Hackers are increasingly taking aim at Web 2.0 social networking sites, but it’s still probably dumb users who are most dangerous to a company’s network.
A new report issued last week by the security pros at Secure Enterprise 2.0 found that cybercriminals and online mischief makers are stepping up their attacks on social networking sites, which they see as fertile ground for hijacking users and re-directing them to bogus sites.
As the use of social networking skyrockets, it’s no wonder that malicious techs have directed their attention at these sites.
More users equals more potential victims, so popularity is sure to make these sites the targets of nefarious folks.
But more interesting in the report is the fact that by far the most frequent outcome is the leakage of sensitive information — likely information that should never have been posted to the site in the first place.
And for that, you can blame dumb users.
When we say dumb, we’re not accusing users of being mentally incompetent. We’re using dumb in the ignorant sense — dumb in the sense that they don’t understand the technology they are using and how what they are posting or their identity can be easily stolen.
Some facts from the report following trends in the targeting of Web 2.0 sites during Q1 of 2009:
- Web 2.0 services and sites lead the list with highest number of all recorded incidents (21%).
- Most popular attack vectors exploiting Web 2.0 features are SQL injection (21% of attacks) and authentication abuse (18%).

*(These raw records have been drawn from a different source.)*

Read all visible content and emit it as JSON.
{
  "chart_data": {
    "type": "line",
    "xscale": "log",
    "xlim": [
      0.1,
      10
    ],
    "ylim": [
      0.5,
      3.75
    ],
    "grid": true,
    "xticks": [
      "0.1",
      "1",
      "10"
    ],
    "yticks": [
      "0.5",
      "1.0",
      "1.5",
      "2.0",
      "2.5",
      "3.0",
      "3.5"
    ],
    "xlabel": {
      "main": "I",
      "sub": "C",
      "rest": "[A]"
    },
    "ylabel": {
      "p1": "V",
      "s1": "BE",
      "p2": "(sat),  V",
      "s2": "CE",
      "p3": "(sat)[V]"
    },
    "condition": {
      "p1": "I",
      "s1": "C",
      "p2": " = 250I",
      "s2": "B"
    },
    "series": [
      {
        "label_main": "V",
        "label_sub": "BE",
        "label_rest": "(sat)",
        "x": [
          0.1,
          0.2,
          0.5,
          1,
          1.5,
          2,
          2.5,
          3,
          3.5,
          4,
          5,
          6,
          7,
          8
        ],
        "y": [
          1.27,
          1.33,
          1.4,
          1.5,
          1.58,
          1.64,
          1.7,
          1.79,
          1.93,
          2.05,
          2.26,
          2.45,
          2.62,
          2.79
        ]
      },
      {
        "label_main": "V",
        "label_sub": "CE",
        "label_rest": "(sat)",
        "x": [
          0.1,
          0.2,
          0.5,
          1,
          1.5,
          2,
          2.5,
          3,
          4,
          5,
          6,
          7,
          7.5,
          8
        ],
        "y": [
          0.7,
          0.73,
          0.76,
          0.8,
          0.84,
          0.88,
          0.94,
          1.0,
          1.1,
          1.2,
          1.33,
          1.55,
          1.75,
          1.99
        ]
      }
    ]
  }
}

A new emerging threat is Cross Site Request Forgery (CSRF) that currently ranks as the 6th most popular attack vector with 8% of the reported attacks.
- Leakage of sensitive information remains the most common outcome of Web hacks (29%), while disinformation follows with 26%, mostly due to hacking of online identities of celebrities.
If users in your organization are spending time on social networking sites, now might be a good time to educate them on the dangers they’ll find there.
Posting any information about your company or organization can lead to big trouble if a user’s online identity is stolen. Be sure to warn them that whether they’re using social networking sites for pleasure or business, there’s a risk to their activity that can impact them personally and professionally.